NASA to track forest health from space, top US scientist calls for global care

The United States of America is witnessing a decline in its forest cover. The dwindling forests on the country’s east coast and west coast are the increasing sea levels and wildfires, respectively. The magnitude of the losses and the impacts that declining trees have on atmospheric carbon dioxide concentrations and climate change are difficult to determine from the ground. In order for upcoming Earth-observing missions to better properly assess the health of forests, NASA research scientist Jon Ranson is striving to create new technology for examining trees from the atmosphere.

“Trees do a huge service for the planet, in terms of sequestering carbon dioxide, taking it out of the atmosphere and putting it into wood,” Ranson said. “But trees are very sensitive to our changing climate. We’re trying to see the changes going on in forest ecosystems. If you detect things early enough, you might be able to do something about it,” said Ranson in a statement. 

The wavelengths of light reflected by plants can be monitored from aircraft and satellites to provide scientists with information about the rate of photosynthesis, and consequently, the amount of atmospheric carbon dioxide that trees absorb and store. The average of two wide regions of the infrared spectrum, known as NDVI, or Normalized Differential Vegetation Index, is the current benchmark for researching vegetation. The 40-year history of NASA's NDVI data offers a low-resolution but accurate picture of the condition of the forest.

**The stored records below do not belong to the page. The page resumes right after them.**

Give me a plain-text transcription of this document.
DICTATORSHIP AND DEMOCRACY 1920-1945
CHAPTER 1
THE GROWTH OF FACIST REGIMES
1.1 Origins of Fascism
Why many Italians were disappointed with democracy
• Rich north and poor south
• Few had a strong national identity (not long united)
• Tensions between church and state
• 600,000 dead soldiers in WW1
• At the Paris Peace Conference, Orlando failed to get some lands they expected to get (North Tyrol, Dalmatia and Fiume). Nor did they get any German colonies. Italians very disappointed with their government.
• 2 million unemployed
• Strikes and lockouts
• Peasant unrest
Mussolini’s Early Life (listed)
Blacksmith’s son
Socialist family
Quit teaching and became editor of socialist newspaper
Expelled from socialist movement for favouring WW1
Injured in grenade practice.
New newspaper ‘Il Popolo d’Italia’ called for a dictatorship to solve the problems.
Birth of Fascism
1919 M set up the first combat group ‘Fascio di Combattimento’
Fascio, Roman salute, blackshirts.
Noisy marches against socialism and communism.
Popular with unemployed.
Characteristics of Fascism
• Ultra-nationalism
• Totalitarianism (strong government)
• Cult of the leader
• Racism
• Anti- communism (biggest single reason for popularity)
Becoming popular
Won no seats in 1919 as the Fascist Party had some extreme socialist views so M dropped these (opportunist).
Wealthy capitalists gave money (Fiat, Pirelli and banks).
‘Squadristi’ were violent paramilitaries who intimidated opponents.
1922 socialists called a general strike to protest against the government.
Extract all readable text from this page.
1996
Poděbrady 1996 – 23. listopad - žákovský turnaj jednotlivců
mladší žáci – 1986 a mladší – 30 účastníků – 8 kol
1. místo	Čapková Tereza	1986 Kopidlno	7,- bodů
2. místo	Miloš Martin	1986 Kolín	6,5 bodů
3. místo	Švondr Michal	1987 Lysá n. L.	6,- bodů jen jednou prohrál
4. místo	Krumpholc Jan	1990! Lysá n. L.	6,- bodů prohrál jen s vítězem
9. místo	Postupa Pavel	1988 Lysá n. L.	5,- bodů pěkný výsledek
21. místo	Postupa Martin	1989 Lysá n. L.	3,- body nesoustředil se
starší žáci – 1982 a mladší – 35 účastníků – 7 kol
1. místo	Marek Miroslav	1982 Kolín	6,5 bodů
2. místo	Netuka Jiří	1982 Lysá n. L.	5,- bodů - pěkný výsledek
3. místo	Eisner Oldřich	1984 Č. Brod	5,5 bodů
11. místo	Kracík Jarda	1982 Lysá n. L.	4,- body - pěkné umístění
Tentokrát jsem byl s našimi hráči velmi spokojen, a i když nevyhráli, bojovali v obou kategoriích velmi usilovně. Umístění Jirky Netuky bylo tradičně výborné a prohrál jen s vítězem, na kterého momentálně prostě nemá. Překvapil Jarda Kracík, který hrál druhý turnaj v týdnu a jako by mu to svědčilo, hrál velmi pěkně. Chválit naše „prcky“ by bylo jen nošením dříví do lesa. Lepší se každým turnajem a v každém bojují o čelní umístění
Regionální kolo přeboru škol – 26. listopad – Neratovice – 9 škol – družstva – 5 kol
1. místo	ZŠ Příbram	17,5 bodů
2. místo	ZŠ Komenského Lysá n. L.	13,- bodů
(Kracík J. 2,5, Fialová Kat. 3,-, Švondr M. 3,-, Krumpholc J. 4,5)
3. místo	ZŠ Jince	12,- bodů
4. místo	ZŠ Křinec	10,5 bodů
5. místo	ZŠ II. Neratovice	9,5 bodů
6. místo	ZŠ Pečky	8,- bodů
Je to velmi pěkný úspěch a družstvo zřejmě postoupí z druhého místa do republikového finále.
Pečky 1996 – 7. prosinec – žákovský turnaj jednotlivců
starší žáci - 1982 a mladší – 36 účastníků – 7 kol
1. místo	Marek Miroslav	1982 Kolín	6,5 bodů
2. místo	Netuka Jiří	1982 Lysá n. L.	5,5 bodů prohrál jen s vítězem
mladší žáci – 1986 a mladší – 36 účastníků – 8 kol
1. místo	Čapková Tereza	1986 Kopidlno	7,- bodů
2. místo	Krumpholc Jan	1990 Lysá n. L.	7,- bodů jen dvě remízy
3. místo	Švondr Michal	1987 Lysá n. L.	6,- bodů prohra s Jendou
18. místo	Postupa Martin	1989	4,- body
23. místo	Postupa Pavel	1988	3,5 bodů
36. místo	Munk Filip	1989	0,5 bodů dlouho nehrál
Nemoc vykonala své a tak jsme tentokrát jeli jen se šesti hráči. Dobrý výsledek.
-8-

'Trees do a huge service for the planet' says NASA scientist Ranson

According to Ranson, while NDVI is effective for gauging vegetation abundance and vigour generically, a technology known as hyperspectral imaging that breaks infrared and visible light into many more wavelengths can shed light on plants' water content, chlorophyll levels, and even changes in health.

“Vegetation has these broad spectral properties,” said Ian Adams, Earth Sciences Division Technologist at NASA’s Goddard Space Flight Center. “With hyperspectral imaging, you get lots of different measurements at smaller, closer together frequencies. There is a lot more information we can pull out if we can get better spectral resolution.”

Ranson's work supports the priorities of the most recent Earth Science decadal survey, which establishes the field's long-term priorities, by significantly boosting the number of frequencies that are available for investigation. Forests are included in the survey's list of "surface topography and vegetation" as a crucial field of study in need of more sophisticated technologies. Adams further said "strategically for NASA, and more broadly for the remote sensing community, hyperspectral is one of the areas we see as the future.”

Future orbital missions will use hyperspectral imaging, however first data analysis methods must be tested closer to the ground. A visible and infrared (VIS/IR) hyperspectral camera and lidar technology were installed on a Skyfish drone (UAV) from the partner university Virginia Tech by Ranson's team. In a place named Mountain Lake, close to Blacksburg, Virginia, they flew the imaging equipment above woodlands.

‘Are our forests healthy? And if not, why not?” says Ranson on the project

Ranson's team improved estimates of how much carbon the forest removed from the atmosphere by comparing their UAV observations with real CO2 levels measured by sensors on a nearby National Ecological Observatory Network tower.

They were able to improve their methods for analysing the hyperspectral data through these comparisons. For instance, his sensors can identify the circumstance where plants under stress from excessive sunlight release pigments to protect their chloroplasts. Plants may develop leaves with greater surface areas if they receive excessive shadow, which could lead the sensor to overestimate plant productivity. In order to more accurately discern reflections from leaves and other plant elements and eliminate a potential source of inaccuracy, Ranson plans to incorporate short-wave infrared sensors.

Ranson wants to study and examine forests all around the world from space. “We’re trying to get the complete picture,” Ranson said. “So that when we go to space, we know how to find the answer to the question, ‘Are our forests healthy? And if not, why not?”

A mission concept dubbed Concurrent Artificially intelligent Spectrometry and Adaptive Lidar System, or CASALS, has been developed by scientists and engineers at Goddard. If chosen, CASALS would launch a satellite equipped with lidar and hyperspectral cameras. A constellation of such satellites could take the regular observations necessary to quantify changes in forest production over time, using models refined by Ranson's UAV missions.

“Forests take up as much carbon as the ocean does, yet forests cover only 9 percent of Earth’s surface,” said Ranson. “So, if something goes wrong with our forests, it’s a dramatic issue. We’ve got this great, great resource in forests, and we need to care for them so they’ll care for us.”